Greer believes in the Deep State, though he calls it by another name: the BAU, for "business as usual". The BAU is fiercely protective of the status quo. Free trade, which enriches corporations abd thus their elite shareholders, is to preserved at all costs. The working class must be kept in line.
Viewed through this lens, Donald Trump is a threat.
We know Hillary was a warhawk. Trump, for all his bellicose boorish blundering, has been downright dovish in comparison. War has long been seen as a way to enrich American corporations, who build the weapons and then rebuild the wreckage when they're used. It was virtually assured that Herself (sorry, I want a woman president, just not that one) would assume her rightful place, and I have to admit, shamefully, to a lot of schadenfreude when she didn't. Arrogance is distasteful, and I have rarely seen a person so entitled.

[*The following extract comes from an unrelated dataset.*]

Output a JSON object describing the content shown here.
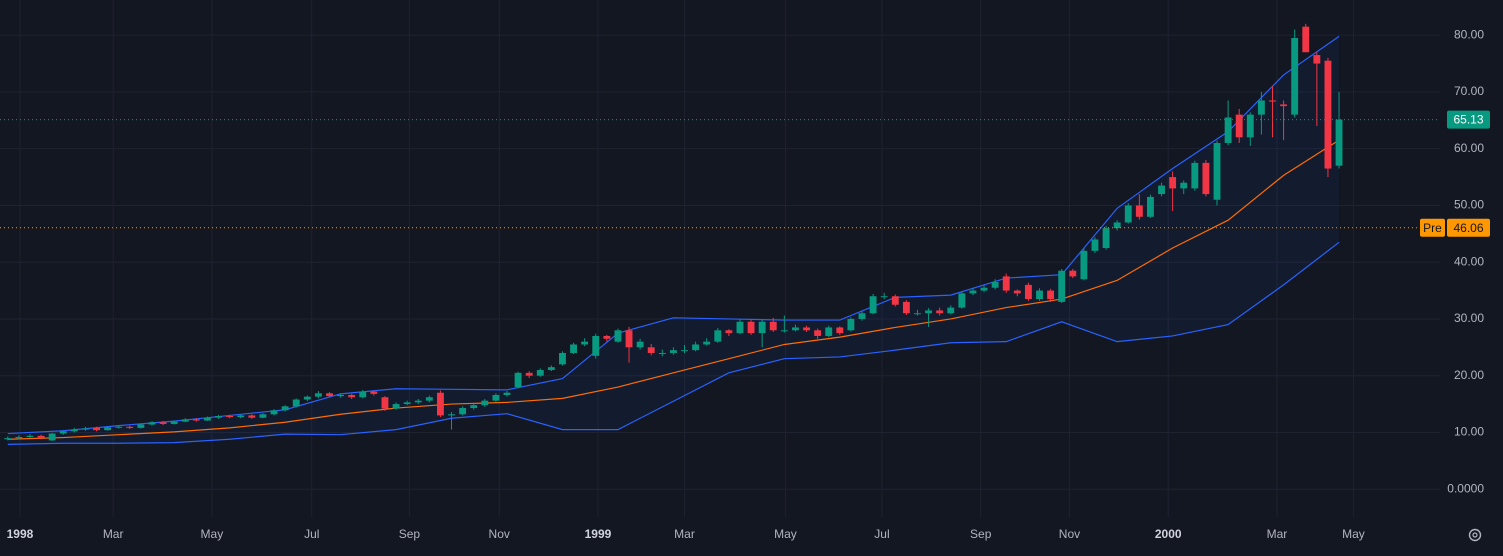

The thing I can say for Hillary is that she was the Establishment's candidate. And the Establishment is still--you can hear them every day--spinning its wheels and grinding its teeth wondering how it lost control of the narrative.
Without invoking some crazy conspiracy, is it not possible the Establishment has co-opted the media?
Again, and again, and again, I don't like Donald Trump. At all. I don't like that he values loyalty (to him, natch) over the law. I don't like that he has, at the very least, empowered racism in America such as has not been since since the sixties. I don't like the way he bilks the American taxpayer for millions of dollars, I don't like his asinine tweets rife with typos, and I don't like his colossal ego. I hate that I watched him brag about sexually assaulting women.
It's fair to say that there is NOTHING I like about Donald Trump, the same as there is NOTHING I like about Doug Ford.
That's dangerous. Because I'm very likely to believe anything bad said about either. They call it TDS: Trump Derangement Syndrome.
I'm going to be paying closer attention to what's going on. Because if there's a game afoot, I don't want to be played. It's getting harder and harder to figure out what's true, and if sources I have always trusted are making shit up, I'm going to have to dig deeper.